Créé en 1950, Mademoiselle Julie est l’une des oeuvres fondatrices de Birgit Cullberg. Elle lui ouvre notamment les portes l’Opéra Royal de Stockholm, où elle devient chorégraphe résidente jusqu’en 1957. Birgit Cullberg crée ensuite des pièces un peu partout dans le monde, notamment Månrenen au Ballet Royal du Danemark, qui lui vaut une reconnaissant internationale. Son œuvre est marquée par un sens aigu de l’analyse psychologique, un humanisme profond, mais aussi par l’amour de la nature, sans oublier son humour qui allège le poids du regard sur les choses de la vie.
En 1967, la chorégraphe crée sa propre compagnie, le Ballet Cullberg, devenu une troupe de référence aujourd’hui. C’est au sein de ce groupe que Mats Ek fera ses premiers pas de chorégraphes, en y créant notamment Giselle ou La Maison de Bernarda. Birgit Cullberg est décédée à l’âge de 91 ans, le 8 septembre 1999.
L’argument du ballet
Un soir d’été 1880, le conte présente à sa fille Julie le fiancé qu’il lui a choisi. N’acceptant pas cette obligation, Julie provoque son soupirant et le tourne en ridicule. Restée seule, la jeune fille se mêle à la fête des serviteurs du château, invite le valet Jean à danser avec elle. Elle le suit dans les cuisines et enfin jusque dans sa chambre. Quand elle en sort, à l’aube, elle est surprise par la cuisinière Kristine.
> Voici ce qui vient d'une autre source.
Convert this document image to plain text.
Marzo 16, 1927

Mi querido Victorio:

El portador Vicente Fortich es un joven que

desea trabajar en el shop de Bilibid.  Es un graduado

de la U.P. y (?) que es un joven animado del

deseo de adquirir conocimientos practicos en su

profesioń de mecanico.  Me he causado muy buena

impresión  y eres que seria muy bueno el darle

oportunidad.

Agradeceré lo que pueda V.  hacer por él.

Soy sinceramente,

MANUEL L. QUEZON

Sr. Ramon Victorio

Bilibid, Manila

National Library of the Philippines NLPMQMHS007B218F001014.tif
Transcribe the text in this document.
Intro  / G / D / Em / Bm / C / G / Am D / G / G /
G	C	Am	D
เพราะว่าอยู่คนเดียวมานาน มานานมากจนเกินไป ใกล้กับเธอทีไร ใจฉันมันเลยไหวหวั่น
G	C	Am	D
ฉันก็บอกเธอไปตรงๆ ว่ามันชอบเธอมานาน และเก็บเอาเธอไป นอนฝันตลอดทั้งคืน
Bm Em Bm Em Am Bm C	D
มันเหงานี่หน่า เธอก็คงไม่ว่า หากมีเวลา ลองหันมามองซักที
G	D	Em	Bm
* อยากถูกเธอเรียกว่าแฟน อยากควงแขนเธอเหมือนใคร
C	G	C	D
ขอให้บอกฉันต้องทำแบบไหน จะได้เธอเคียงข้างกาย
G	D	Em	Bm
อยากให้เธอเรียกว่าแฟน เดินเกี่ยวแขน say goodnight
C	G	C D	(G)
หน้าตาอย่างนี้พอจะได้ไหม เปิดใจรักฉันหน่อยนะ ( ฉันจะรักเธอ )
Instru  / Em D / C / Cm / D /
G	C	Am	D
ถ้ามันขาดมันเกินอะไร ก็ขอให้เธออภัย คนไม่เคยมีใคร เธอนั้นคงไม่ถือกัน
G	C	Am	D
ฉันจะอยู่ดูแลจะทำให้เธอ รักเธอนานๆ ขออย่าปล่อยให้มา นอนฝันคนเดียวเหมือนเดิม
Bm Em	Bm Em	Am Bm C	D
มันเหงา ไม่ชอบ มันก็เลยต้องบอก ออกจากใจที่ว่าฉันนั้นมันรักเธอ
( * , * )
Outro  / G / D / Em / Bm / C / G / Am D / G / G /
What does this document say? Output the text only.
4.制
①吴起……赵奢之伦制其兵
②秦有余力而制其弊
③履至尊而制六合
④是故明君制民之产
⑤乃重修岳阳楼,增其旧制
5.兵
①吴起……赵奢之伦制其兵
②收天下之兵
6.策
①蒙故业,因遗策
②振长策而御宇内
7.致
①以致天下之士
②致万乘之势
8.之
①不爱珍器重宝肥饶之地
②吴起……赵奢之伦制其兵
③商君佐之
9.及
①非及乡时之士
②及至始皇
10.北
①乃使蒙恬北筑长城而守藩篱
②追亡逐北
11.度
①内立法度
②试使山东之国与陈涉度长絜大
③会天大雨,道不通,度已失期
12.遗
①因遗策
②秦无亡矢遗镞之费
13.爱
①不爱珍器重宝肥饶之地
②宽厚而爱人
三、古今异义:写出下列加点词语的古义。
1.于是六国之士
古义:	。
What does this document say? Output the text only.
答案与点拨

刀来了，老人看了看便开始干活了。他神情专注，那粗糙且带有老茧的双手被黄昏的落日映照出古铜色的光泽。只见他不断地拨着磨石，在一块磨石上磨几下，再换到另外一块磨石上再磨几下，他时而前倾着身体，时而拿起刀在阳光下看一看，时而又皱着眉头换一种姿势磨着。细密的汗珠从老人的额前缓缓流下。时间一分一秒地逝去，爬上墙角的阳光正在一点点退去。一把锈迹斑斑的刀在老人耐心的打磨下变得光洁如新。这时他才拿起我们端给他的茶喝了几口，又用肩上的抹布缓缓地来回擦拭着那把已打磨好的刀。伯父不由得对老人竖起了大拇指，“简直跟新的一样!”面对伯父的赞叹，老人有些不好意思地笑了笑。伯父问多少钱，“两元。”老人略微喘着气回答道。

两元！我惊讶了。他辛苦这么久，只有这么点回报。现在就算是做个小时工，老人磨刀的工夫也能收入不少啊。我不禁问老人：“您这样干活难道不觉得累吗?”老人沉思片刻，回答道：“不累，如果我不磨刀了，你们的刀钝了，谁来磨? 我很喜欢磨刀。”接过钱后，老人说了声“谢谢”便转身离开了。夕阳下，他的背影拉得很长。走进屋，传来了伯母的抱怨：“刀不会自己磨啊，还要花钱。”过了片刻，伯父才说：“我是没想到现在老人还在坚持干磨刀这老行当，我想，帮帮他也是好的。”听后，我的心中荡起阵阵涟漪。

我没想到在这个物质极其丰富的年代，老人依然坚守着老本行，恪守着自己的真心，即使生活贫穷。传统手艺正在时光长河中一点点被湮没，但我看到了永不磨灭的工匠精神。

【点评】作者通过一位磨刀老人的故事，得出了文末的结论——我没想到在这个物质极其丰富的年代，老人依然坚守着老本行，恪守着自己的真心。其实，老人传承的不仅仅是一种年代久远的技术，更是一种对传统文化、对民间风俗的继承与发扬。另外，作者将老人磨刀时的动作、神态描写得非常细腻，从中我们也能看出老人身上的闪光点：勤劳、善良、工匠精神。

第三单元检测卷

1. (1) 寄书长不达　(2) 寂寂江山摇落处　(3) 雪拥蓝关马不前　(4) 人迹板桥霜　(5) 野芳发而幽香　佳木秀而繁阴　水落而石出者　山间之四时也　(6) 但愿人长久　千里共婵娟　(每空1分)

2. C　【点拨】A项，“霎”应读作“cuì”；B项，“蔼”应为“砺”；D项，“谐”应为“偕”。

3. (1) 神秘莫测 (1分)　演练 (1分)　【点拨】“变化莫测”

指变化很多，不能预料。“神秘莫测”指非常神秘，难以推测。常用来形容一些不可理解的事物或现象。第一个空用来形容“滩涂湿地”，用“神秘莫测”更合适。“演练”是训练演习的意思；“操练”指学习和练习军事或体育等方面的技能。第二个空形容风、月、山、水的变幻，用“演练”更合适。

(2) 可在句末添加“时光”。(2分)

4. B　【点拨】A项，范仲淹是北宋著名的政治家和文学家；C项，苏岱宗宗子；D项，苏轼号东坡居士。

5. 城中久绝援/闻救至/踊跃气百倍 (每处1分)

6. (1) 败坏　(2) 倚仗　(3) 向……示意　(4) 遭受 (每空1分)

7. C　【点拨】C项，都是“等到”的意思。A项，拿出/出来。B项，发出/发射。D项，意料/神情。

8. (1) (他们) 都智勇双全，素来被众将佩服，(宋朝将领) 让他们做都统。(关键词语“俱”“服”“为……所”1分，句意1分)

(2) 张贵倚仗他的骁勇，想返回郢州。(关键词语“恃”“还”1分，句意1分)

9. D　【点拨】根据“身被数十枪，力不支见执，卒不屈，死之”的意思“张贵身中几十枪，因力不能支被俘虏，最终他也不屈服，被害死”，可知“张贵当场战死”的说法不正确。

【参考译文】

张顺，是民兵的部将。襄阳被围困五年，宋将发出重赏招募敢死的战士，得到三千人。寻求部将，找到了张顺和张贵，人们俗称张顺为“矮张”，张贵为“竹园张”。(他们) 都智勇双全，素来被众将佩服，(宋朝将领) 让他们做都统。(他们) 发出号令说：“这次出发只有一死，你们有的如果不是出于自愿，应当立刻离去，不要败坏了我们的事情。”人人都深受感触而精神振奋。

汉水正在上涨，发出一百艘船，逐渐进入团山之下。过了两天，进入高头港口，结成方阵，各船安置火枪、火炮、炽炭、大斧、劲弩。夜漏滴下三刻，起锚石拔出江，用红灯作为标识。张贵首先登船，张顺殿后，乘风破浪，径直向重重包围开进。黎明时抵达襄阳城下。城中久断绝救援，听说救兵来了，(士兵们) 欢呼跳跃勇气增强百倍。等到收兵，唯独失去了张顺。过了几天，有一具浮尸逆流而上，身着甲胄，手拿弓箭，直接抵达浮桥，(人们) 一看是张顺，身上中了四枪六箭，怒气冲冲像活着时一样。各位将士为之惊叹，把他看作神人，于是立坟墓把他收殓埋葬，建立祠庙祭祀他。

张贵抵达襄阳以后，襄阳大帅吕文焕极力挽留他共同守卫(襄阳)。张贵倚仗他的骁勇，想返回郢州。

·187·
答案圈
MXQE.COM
Convaincue de ne plus pouvoir soutenir le regard de son père, et déterminée à fuir avec Jean, la jeune femme, avant de quitter la demeure, cherche à s’emparer des bijoux de la famille. Mais dans la salle des portraits, ses ancêtres le regardent avec réprobation ; il lui semble même que son premier aïeul lui tende son épée et l’incite à se tuer pour sauver l’honneur de la famille. Julie s’évanouit. Quand elle reprend connaissance, elle découvre l’épée entre ses mains. Elle dirige la pointe sur son sein et alors que Jean entre et cherche à lui arracher l’arme, Julie s’aide des mains du valet pour se tuer.
La danse
Lors d’une répétition publique, Ana Laguna a évoqué l’utilisation du langage classique pour le personnage de Julie, mettant ainsi en avant ses racines aristocratiques. Un style qui s’oppose à ceux des paysans Jean et Kristine, plus contemporain, ancré au sol. “C’est le ballet qui caractérise le plus parfaitement sans doute l’ensemble de son œuvre et sa conception de la danse. Une sorte de juxtaposition adroite, d’utilisation rationnelle de deux styles. A parts égales, le vocabulaire académique et le langage moderne. L’un dépeint la passion de l’héroïne qui cherche par l’intimidation à s’attacher son valet ; l’autre décrit l’atmosphère, la rusticité, des danses villageoise“, écrit François Santerre dans Le Figaro en 1972.
Les distributions
Le couple Julie/Jean sera dansé en alternance par Aurélie Dupont et Nicolas le Riche, Eleonora Abbagnato et Stéphane Bullion, et Eve Grinsztajn avec Audric Bezard.
Extrait vidéo
Fall River Legend d’Agnes de Mille
Ballet en huit scènes et un prologue créé le 22 avril 1948. Entrée au répertoire du Ballet de l’Opéra de Paris en 1996, l’oeuvre n’avait plus été dansé depuis par la compagnie.
La chorégraphe
Agnes de Mille est née en 1909 à New York. Tout comme Birgit Cullberg, c’est une femme très cultivée qui suit des études à l’université, tout en apprenant la danse. Elle démarre sa carrière de danseuse à Londres dans les années 1930 au sein de la compagnie Ballet Club où elle interprète les premières œuvres d’Antony Tudor, avant de repartir pour New York. Sa première chorégraphie s’appelle Black Ritual, créé en 1940 par des danseurs noirs pour le Ballet Theatre (futur American Ballet Theatre). Suivront Three Virgins and a Devil (1941) et surtout Rodéo (1942), qui fut un immense succès.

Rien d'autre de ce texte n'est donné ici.